Le chanteur écrivain suggère par sa fiction au lecteur une carte des indices annonciateurs : une dévalorisation répétée et un sentiment de rejet, un investissement corporel trop important, un ou des modèles qui banalise(nt) le rejet de l’altérité, le sentiment de ne pas être reconnu à sa juste valeur, de n’avoir jamais eu de chance, d’analyser ses échecs en trouvant les causes à l’extérieur de soi, etc. Puis vint le basculement dans l’inconnu et l’incertitude avec l’arrivée du Covid, qui nous a tous confrontés à notre finitude, et comme l’illustre Rouda, à l’isolement intérieur où les réseaux sociaux sont devenus notre unique fenêtre sur le monde !
En tentant de sauver son frère, le roman Les Jardins perdus quitte les rives du roman noir pour devenir un thriller à l’intrigue affûtée, au cœur des milieux d’extrême droite. Car, Rouda immerge son lecteur dans cette violence identitaire que canalisent les mouvements extrémistes. En racontant leurs actions de l’intérieur, il propose une approche sociologique précise et documentée. Cette plongée dans la violence raciste, au cœur d’une masculinité maladive et exacerbée avec ses courants identitaires féminins, est extrêmement pénible à découvrir. On palpe la haine, qu’on pressent si contagieuse, la violence, comme unique mode d’expression, les failles jamais énoncées, les mots qui n’expriment qu’ordre et arbitraire et l’unité obligatoire autour d’un chef, manipulateur et pervers.
Artiste amoureux des mots
Rouda est membre fondateur, avec Lyor, du Collectif 129H, premier collectif de slameurs français. Depuis les années 2000, il allie rap et poésie au cours de créations diverses et d’atelier d’écriture.
Le roman Les Jardins perdus est son second roman après Les mots nus. La musicalité des mots, Rouda la maîtrise parfaitement. Des poèmes, qui pourraient être des slams, accompagnent le roman, intégré à l’histoire puisque Martin s’exprime par les mots, écrits sur ses carnets. Rouda maîtrise aussi l’intrigue. Et la recherche de Martin est l’occasion de rendre complètement captif son lecteur.

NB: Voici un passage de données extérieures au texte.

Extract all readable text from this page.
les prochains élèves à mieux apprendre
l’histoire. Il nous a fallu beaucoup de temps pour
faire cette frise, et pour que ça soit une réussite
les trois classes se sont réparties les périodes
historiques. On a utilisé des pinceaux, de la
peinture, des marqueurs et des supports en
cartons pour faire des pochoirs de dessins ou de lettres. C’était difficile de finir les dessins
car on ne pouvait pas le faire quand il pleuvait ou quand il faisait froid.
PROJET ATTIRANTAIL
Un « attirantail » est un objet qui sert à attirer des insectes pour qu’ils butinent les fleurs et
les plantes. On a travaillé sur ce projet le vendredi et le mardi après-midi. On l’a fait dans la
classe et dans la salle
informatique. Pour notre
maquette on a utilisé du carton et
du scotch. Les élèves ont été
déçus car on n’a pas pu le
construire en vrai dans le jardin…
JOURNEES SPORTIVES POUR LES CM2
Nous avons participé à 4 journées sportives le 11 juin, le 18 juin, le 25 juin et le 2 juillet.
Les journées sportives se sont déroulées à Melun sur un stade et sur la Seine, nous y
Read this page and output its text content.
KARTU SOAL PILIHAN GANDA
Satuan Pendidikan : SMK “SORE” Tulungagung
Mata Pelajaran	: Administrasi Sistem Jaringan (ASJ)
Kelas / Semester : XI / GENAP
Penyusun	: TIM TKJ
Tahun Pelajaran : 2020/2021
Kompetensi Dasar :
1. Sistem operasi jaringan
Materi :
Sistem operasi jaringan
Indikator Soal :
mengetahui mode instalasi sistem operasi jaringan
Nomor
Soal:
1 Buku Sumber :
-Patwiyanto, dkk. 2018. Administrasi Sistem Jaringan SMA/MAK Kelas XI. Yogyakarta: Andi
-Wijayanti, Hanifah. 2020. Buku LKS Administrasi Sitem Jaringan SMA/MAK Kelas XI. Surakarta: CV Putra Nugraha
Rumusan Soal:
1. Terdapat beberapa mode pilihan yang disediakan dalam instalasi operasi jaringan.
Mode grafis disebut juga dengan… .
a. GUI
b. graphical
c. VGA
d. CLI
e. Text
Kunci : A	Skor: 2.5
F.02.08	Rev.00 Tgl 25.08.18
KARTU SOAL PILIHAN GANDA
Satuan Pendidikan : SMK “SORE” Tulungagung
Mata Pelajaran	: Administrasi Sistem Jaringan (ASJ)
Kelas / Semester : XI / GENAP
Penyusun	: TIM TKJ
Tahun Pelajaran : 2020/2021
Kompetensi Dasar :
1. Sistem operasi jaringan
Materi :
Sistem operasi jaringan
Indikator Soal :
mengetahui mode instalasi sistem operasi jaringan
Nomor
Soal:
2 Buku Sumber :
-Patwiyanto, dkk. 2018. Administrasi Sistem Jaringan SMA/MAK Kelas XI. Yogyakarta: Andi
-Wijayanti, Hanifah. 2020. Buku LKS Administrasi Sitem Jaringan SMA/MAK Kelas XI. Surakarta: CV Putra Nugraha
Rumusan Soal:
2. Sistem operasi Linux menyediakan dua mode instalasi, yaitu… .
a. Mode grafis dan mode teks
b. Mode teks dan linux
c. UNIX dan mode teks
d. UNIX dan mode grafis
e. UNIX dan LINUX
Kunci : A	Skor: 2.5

Seulement, c’est le message humaniste et de fraternité qui est l’essence de la création littéraire de l’artiste. Au-delà de la fracture sociale, familiale, et bien sûr politique, sa solution se situe dans le pouvoir des mots et la solidarité échangée. Contre la dérive d’un jeune adulte, Ronda oppose les liens amicaux et filiaux ! Un message d’espoir, sans naïveté et faux semblant, qu’en cette période on aime recevoir !
Sacré roman que Les jardins perdus !
Remerciements
Aux éditions Liana Levi
Puis quelques extraits

Certains levers de soleil nous rappellent que nous sommes presque parisiens.
En m’enfonçant dans le quartier, je me demande pourquoi nos soulèvements sont systématiquement dénués de pensées collectives, démunis de projets politiques. Comme si on nous avait dépouillés. Comme si on nous avait volé nos mots, et laissés nus sur le trottoir.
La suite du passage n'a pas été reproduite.